Lejos

Que lejos estoy de casa, del sonido de tu talón descalzo contra el parqué. Qué lejos estoy de tu pecho sobre el que cada noche diluía las penas de mis días, donde me aferraba y sonreía sin saber nunca bien por qué. Lejos de los nervios que dejé escondidos en el cajón de mi mesilla, de aquellos que aceleraban mis pulsaciones cuando me anticipaba al sonido de tus llaves en la cerradura, y te sabía llegando antes de oírte. Qué lejos de aquellos labios que me hacían confesar. De tus torturas de algodón. Lejos de tus uñas y dientes. Lejos de los compases de tu voz. Del calor de nuestra cama. Del frío de la punta de tu nariz, de tus pies helados. Qué lejos de ti. Tan lejos que no existes. Que no me elevas. Que no me dueles.

Este mechero no prende. Por fin. La llama me alcanza el alma entrando por mi boca. Ardo en mi propio infierno. Te veo vestido de rojo como Satán. Si cierro los ojos, me sabes a él, me besas deprisa y vuelves a estar cerca. Trataré de no verte nunca más en la parte baja de mis párpados. No pestañearé si hace falta. Que se me sequen los ojos. Que se me caigan hasta quedarme sin vista. Hasta olvidar tu rostro. Hasta que se me olvide también cómo hueles, cómo suenas, cómo se resbalan mis dedos por tu piel y se quedan fijados al final a ti. Hasta que me olvide de ti. 

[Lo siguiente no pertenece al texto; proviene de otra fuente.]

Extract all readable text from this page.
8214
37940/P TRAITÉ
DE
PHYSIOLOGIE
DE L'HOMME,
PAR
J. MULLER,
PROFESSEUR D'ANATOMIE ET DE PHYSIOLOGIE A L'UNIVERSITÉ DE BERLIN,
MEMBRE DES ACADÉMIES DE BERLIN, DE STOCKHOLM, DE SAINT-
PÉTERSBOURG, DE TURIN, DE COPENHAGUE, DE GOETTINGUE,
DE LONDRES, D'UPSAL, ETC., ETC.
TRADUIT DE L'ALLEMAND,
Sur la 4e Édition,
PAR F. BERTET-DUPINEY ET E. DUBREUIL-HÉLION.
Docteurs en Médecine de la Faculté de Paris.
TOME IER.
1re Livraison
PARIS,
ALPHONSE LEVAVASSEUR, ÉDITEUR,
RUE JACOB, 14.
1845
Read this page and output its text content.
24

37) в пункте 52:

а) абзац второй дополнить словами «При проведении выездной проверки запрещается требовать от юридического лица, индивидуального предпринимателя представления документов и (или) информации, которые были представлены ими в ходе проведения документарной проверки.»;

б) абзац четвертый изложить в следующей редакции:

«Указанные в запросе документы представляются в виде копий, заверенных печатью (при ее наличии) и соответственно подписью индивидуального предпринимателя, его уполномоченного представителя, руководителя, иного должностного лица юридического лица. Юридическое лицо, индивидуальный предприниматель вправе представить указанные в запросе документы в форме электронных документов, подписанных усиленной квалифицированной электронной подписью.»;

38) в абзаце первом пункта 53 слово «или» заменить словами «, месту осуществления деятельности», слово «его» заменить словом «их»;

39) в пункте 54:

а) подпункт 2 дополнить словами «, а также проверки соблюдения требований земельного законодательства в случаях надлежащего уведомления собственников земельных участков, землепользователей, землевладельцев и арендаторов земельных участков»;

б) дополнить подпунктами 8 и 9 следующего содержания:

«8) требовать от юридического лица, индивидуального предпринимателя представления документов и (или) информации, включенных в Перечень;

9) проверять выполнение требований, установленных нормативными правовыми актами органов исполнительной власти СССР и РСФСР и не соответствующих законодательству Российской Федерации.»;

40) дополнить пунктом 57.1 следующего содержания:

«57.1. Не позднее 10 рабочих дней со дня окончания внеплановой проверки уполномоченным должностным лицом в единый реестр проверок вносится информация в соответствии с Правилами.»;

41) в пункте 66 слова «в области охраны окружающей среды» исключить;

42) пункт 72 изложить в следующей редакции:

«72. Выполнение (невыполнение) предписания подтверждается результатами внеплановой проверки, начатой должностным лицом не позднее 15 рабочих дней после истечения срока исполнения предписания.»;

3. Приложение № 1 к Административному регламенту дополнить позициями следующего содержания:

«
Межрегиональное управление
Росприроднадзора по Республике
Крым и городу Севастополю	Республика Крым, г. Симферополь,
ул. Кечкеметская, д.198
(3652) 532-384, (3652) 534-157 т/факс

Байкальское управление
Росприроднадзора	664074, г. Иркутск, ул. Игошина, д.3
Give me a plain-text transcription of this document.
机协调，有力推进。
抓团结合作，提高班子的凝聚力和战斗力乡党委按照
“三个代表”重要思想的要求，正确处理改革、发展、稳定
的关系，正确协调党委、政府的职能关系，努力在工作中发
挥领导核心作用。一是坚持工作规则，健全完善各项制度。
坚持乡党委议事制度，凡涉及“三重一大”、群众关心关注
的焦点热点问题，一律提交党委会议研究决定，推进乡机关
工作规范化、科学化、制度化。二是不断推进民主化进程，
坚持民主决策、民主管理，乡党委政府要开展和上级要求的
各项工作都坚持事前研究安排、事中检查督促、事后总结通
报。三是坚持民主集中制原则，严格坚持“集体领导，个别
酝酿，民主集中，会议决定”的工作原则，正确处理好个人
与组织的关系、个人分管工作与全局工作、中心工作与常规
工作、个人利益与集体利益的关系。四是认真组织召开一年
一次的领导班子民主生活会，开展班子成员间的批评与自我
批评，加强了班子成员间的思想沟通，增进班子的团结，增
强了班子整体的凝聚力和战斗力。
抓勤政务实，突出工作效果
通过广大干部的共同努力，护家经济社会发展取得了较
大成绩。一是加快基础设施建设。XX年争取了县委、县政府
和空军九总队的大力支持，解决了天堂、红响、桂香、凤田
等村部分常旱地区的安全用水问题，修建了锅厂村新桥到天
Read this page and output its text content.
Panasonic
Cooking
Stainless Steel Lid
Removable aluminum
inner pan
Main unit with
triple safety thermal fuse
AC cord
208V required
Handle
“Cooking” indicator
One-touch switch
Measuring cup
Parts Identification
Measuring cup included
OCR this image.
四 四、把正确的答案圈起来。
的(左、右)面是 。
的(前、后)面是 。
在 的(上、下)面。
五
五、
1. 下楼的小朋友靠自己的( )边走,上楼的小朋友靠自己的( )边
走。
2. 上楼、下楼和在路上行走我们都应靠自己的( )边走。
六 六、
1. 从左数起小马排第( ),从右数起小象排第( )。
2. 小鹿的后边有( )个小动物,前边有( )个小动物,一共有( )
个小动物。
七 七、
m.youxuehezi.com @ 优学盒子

¿Qué lleva esto? Me estoy mareando. Me está subiendo. Camino al cielo. Fumando hierba. Descubriendo atajos. Haciendo trampas, como siempre. Nos vemos cuando baje. Me pincho el brazo y no lo siento. Entre la vena y la piel está el camino hacia el Edén. Cada vez tardo más en abrir los ojos. El tiempo se detiene y explota el horizonte ante mí. Como un día hiciste tú. Superviviente a ti, cariño, al fin del mundo y a la mierda que me meto. No me pidas más. Nunca he sabido hacer más que besarte los labios y proclamarte dueño y señor de los míos. Soñar despierta con que te quedabas y pedirle a Dios, hacerte feliz. Nunca he sido más capaz que cuando te tenía en frente y el corazón se me salía del puto pecho. Que cuando no sentía miedo y no hacían falta drogas para que pasasen las horas. Nunca he sido más feliz que cuando me recostaba en tu hombro en silencio y oía de lejos al reloj temblar, recorriendo las agujas sus caminos, sin detenerse nunca a llorar. Y pasaba el tiempo. 
Y ahora lejos de todo aquello, no soy capaz de llorar. Sigo fumando. Tendida en el suelo de cualquier lugar. Mirando al cielo y uniendo estrellas como puntos para verte reflejado en ese mar. Y créeme si te digo que no es adrede, que te llevo tatuado en la piel, cargando heridas que no supe cerrar y hoy creo que es mejor huir.